Ups and Downs

So far I am doing so well with this whole new ‘eating healthily’ and trying my best to keep up the exercise and I really mean that… I’m trying my best.

It should be easy to just cut something out and replace it with something else right? You just don’t eat the other thing and then eat the new thing (or something like that)?

No, I have fallen off the waggon once or twice over the last week and it has upset me, made me feel sick (physically) and made me feel fat and like I should just give up on everything and be a fat slob who sits on the sofa moaning about how unfair the world is.

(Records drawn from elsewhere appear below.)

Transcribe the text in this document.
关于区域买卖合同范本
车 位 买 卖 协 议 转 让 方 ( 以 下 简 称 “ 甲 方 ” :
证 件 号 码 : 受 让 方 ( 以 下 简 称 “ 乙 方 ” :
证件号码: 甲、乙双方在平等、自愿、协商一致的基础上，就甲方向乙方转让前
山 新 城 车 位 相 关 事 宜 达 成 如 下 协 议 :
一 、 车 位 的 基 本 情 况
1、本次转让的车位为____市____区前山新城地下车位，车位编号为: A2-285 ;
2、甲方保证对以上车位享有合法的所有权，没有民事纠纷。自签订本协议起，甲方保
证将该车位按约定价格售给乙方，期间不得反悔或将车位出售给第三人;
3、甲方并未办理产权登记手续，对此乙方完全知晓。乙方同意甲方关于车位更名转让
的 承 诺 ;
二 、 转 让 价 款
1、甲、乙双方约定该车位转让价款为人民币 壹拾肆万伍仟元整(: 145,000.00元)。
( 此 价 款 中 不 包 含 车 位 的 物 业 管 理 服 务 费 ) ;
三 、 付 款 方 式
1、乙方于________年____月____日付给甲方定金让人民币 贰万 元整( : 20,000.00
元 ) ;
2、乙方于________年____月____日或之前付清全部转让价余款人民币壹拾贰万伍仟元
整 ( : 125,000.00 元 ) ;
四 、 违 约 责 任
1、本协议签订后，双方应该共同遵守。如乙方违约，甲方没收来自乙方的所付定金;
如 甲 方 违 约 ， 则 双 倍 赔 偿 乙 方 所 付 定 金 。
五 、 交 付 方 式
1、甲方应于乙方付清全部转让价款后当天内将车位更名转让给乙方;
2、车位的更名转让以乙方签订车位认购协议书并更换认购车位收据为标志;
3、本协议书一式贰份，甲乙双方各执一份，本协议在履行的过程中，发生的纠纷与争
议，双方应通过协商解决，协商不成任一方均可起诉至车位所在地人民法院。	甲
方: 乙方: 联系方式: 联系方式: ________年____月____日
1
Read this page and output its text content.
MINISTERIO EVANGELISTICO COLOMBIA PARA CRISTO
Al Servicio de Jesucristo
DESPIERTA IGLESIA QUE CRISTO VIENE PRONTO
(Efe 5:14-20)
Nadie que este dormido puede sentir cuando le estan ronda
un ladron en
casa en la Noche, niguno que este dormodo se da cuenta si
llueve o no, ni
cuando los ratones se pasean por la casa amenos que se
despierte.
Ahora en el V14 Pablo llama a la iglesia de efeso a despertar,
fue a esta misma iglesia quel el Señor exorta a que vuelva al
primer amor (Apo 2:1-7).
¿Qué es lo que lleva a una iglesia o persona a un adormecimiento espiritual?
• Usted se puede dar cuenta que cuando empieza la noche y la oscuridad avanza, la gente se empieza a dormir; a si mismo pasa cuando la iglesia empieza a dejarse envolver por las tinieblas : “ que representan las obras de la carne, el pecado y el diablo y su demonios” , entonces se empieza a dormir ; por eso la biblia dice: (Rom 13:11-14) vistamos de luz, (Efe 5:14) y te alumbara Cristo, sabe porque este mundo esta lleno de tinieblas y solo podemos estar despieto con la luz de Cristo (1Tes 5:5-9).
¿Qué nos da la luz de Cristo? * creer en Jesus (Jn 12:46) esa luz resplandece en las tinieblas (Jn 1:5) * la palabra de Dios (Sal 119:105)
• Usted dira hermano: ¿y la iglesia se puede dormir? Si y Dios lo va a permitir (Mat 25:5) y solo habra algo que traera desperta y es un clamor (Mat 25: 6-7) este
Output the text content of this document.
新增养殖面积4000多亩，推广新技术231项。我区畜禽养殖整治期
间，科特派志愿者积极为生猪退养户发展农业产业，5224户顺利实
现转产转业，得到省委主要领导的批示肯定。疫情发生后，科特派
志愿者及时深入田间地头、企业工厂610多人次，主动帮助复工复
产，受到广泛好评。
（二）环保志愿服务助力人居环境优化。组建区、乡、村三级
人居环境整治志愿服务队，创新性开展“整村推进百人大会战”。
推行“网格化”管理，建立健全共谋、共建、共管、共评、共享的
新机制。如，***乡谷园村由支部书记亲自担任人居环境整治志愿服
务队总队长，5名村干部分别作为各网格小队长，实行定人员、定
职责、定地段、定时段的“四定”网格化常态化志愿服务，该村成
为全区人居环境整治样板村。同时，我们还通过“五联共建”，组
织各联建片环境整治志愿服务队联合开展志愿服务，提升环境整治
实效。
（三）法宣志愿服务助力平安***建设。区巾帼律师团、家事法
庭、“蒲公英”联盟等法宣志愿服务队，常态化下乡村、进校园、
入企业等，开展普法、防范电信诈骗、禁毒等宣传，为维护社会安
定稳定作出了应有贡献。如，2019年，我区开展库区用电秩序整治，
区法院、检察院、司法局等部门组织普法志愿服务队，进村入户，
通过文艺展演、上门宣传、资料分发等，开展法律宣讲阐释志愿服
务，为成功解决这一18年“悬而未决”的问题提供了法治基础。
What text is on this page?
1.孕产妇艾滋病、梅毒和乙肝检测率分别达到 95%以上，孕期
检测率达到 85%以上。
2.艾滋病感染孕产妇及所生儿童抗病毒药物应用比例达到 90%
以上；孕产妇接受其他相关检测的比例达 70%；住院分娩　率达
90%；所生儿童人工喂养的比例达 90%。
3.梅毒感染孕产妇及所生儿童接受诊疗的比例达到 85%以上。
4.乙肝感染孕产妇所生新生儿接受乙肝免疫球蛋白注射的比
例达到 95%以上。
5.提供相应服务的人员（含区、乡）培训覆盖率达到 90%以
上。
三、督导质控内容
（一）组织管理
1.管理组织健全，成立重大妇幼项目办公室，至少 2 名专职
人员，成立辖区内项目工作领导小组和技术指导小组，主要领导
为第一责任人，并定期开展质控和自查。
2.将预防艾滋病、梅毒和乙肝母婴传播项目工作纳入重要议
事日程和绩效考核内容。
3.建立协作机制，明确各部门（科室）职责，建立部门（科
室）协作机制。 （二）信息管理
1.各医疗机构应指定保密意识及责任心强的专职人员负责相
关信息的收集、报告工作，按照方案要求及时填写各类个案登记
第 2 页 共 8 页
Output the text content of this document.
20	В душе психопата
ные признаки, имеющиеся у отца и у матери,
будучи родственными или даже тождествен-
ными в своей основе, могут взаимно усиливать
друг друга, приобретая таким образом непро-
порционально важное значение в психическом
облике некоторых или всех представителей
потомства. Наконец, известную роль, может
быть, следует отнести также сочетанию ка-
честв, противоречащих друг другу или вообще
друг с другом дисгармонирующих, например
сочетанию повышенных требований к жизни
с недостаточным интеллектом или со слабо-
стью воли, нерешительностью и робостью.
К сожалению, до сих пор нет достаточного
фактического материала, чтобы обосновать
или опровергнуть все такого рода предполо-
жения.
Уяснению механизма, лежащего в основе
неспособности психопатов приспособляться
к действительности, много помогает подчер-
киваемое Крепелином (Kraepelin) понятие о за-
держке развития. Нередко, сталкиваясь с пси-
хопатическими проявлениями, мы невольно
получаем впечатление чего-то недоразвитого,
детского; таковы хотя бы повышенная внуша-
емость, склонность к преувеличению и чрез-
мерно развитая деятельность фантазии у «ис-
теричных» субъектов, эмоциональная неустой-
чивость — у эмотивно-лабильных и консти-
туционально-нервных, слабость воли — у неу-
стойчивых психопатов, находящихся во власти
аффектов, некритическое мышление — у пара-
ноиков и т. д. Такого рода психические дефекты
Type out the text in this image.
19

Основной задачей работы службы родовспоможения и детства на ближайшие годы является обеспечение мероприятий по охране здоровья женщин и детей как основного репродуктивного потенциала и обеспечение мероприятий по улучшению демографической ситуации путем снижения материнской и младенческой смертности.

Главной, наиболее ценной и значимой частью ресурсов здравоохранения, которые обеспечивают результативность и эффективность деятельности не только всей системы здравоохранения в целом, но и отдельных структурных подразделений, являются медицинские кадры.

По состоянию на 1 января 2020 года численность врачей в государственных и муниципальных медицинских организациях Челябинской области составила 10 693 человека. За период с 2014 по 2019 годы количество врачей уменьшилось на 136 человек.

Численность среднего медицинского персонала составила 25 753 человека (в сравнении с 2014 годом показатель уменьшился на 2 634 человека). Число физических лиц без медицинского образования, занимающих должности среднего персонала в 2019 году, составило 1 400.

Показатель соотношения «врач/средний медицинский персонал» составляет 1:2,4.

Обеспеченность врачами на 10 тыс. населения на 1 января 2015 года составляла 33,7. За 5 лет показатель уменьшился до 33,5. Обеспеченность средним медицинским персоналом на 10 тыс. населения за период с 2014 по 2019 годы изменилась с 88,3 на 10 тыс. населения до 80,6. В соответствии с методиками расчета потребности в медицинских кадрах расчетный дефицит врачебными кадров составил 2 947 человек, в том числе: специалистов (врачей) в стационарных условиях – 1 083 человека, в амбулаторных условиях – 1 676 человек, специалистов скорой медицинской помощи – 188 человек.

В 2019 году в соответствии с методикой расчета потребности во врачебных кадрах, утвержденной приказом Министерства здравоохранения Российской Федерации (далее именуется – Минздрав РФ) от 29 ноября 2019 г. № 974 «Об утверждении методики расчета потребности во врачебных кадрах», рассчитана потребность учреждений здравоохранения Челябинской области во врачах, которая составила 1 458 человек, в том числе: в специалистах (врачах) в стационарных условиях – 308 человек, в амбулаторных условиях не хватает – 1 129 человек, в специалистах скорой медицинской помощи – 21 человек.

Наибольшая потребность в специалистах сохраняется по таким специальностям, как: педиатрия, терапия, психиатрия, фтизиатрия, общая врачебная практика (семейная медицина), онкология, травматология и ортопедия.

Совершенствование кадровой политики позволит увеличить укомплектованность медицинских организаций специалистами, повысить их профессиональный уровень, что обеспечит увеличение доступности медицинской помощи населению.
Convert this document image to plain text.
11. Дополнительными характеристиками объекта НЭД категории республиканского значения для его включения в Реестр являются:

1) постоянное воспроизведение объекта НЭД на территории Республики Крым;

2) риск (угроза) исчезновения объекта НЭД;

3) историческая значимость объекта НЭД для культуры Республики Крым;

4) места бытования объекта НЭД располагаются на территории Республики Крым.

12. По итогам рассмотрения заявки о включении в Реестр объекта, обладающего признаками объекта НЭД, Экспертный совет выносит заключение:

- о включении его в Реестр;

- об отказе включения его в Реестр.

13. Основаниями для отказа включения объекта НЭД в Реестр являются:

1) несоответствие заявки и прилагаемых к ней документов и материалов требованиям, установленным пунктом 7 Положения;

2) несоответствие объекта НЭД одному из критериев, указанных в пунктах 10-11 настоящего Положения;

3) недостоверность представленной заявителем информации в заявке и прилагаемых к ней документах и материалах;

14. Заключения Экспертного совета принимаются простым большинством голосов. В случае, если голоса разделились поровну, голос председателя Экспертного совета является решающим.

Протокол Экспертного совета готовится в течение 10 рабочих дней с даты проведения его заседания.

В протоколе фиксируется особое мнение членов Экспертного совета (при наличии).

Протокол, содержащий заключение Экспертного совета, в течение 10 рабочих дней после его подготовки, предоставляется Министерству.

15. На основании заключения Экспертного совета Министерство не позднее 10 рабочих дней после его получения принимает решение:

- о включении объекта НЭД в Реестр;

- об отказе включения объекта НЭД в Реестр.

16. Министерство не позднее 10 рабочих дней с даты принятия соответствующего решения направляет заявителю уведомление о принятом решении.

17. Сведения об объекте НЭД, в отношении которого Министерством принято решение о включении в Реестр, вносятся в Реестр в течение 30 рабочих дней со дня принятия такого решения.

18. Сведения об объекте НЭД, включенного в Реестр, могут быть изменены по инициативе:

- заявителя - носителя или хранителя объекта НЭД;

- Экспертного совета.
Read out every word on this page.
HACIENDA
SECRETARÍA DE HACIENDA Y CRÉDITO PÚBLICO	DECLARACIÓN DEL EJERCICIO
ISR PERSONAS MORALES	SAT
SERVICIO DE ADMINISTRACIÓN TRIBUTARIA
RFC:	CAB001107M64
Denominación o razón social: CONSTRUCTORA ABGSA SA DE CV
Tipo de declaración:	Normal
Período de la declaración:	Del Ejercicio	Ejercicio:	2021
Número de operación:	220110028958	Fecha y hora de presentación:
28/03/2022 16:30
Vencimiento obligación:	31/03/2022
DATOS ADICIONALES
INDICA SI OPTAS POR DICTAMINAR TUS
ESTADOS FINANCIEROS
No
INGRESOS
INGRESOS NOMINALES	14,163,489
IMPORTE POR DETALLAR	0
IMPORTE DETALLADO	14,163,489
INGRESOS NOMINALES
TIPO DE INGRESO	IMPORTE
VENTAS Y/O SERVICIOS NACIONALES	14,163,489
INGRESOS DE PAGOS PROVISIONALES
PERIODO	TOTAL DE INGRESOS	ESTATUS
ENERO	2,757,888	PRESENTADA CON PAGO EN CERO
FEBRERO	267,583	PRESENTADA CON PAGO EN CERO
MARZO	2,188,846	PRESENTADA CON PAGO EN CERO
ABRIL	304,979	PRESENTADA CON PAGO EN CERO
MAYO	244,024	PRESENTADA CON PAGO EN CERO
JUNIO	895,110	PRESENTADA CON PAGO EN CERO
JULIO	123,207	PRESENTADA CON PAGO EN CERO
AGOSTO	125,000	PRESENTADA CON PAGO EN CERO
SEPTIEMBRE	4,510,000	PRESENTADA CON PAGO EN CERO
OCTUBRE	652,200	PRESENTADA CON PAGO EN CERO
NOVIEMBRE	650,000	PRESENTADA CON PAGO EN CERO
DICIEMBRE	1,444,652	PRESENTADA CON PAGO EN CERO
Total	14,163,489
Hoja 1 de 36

So what have I been binging on? 

Weird things actually… one of which is icing sugar and cake batter. I just whip up these quickly in a mug and sit there crying to myself about how life is so hard eating it with a spoon (hypothetically speaking). After I finish a spoonful or two I feel physically sick but I haven’t let myself be sick, just to remind myself how it feels when I fall off the wagon a bit.

I know some people like Deliciously Ella discourage you from counting calories. But I disagree with her on this hugely. Just because something is healthy doesn’t mean it is ok to eat lots of it. It means it is good for us in moderation and I need to track this and moderate my eating habits.

Yesterday (and the day before that) I did quite well…. I had two spoonfuls of cake batter and a bit of icing sugar and that was literally it when it comes to remind sugars and things that aren’t good for us. Otherwise I ate fruit / bulgar / veggies and a bit of tofu (oh and a little bit of bread but nothing to worry about).

I just wanted to write this blog so you all know that I am human and not some magical person who will loose 4 stone (56 pounds) and stay healthy forever. This is a hard mountain to climb and sometimes I am going to stop and rest for a moment and feel like turning around to go back to the comfort I once knew. But that just isn’t me. I am determined to succeed on this even if it takes until Christmas 2017.

Something else that I want to rant about quickly is the fact people post status on social media moaning about their bodies / foodie habits but seldom do anything about it. People stop doing this. It isn’t healthy for you, me or anyone else… I know you’re probably doing it to make yourself feel better and laugh at the situation at hand, but it just doesn’t do us any favours. Keep a positive mind and walk more, stand more, eat less and drink water! Thats what I do!

Anyway, just wanted to post this to remind everyone it isn’t easy but it will be in a few weeks time once I get into the swing of things and slowly but surely stop craving terrible sugary badness.